Anticiper et optimiser la transmission de votre épargne
L’importance de la donation au dernier vivant
La donation au dernier vivant, aussi appelée donation entre époux, permet d’élargir les droits du conjoint survivant au-delà de ce que prévoit la loi.
Sans ce dispositif, le conjoint peut se voir limité à un quart des biens en présence d’enfants.
Avec une donation entre époux, il peut opter pour l’usufruit total des biens ou une quotité plus large selon le plan choisi.
Cet outil juridique se signe chez le notaire et peut être révoqué à tout moment.
Testament et planification successorale
Le testament permet d’exprimer librement vos souhaits sur la répartition de vos biens, dans le respect de la réserve héréditaire.
Il offre une flexibilité que les règles légales ne permettent pas toujours.

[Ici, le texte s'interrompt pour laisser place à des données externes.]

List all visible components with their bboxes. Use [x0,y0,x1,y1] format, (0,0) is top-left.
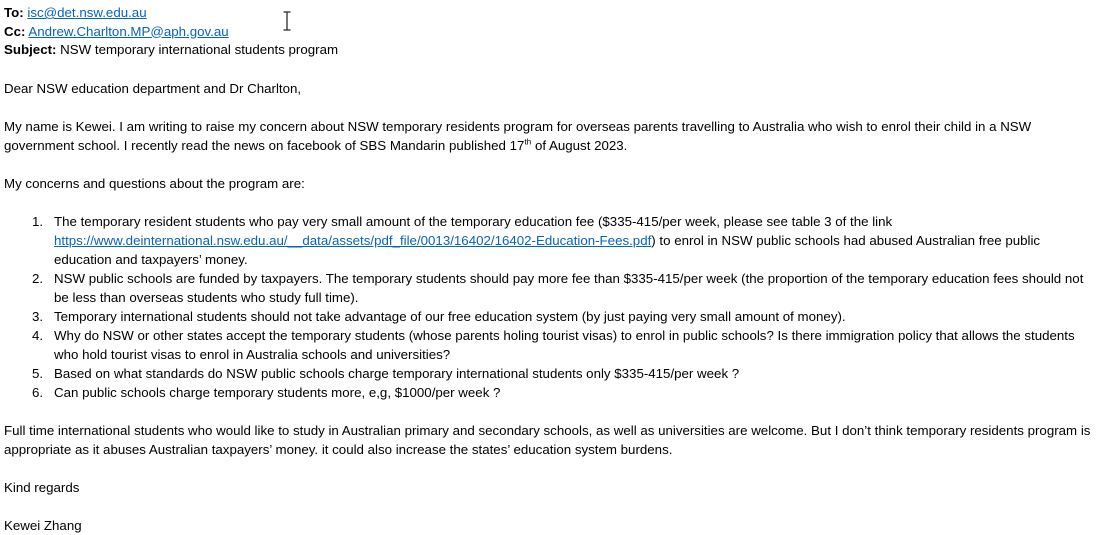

Rédiger un testament olographe ou authentique est une démarche simple qui peut éviter de nombreux conflits entre héritiers.
Dans un plan de transmission globale, le testament vient compléter les autres outils comme l’assurance-vie ou la donation entre époux pour une protection maximale.
Conseils pratiques pour sécuriser l’avenir de votre conjoint
Voici les actions concrètes à engager dès maintenant :
- Vérifier la clause bénéficiaire de vos contrats d’assurance-vie
- Rédiger ou mettre à jour votre testament
- Envisager une donation entre époux chez un notaire
- Ouvrir un compte joint si ce n’est pas déjà le cas
- Lister vos placements et livrets dans un document accessible
Partager ces informations avec votre conjoint est un acte de responsabilité financière. Aucun dispositif ne protège vraiment si l’autre ignore son existence.
Foire aux questions (FAQ)
Le conjoint survivant hérite-t-il automatiquement de l’épargne ?
Pas systématiquement. Le régime matrimonial et la présence d’enfants ou d’autres héritiers influencent directement les droits du conjoint sur l’épargne transmise.
Quels comptes bancaires ne rentrent pas dans la succession ?
Les comptes joints ne sont pas bloqués au décès. La moitié des fonds qu’ils contiennent entre toutefois dans l’actif successoral du défunt.
Quand les comptes du défunt sont-ils débloqués ?
Les comptes individuels restent bloqués jusqu’au règlement de la succession. Le déblocage intervient généralement dans les mois suivant la désignation officielle des héritiers.
Quels sont les frais à prévoir lors de la succession de l’épargne ?
Les frais incluent les honoraires du notaire, les droits de succession (selon le lien de parenté) et d’éventuels frais bancaires liés à la clôture des comptes du défunt.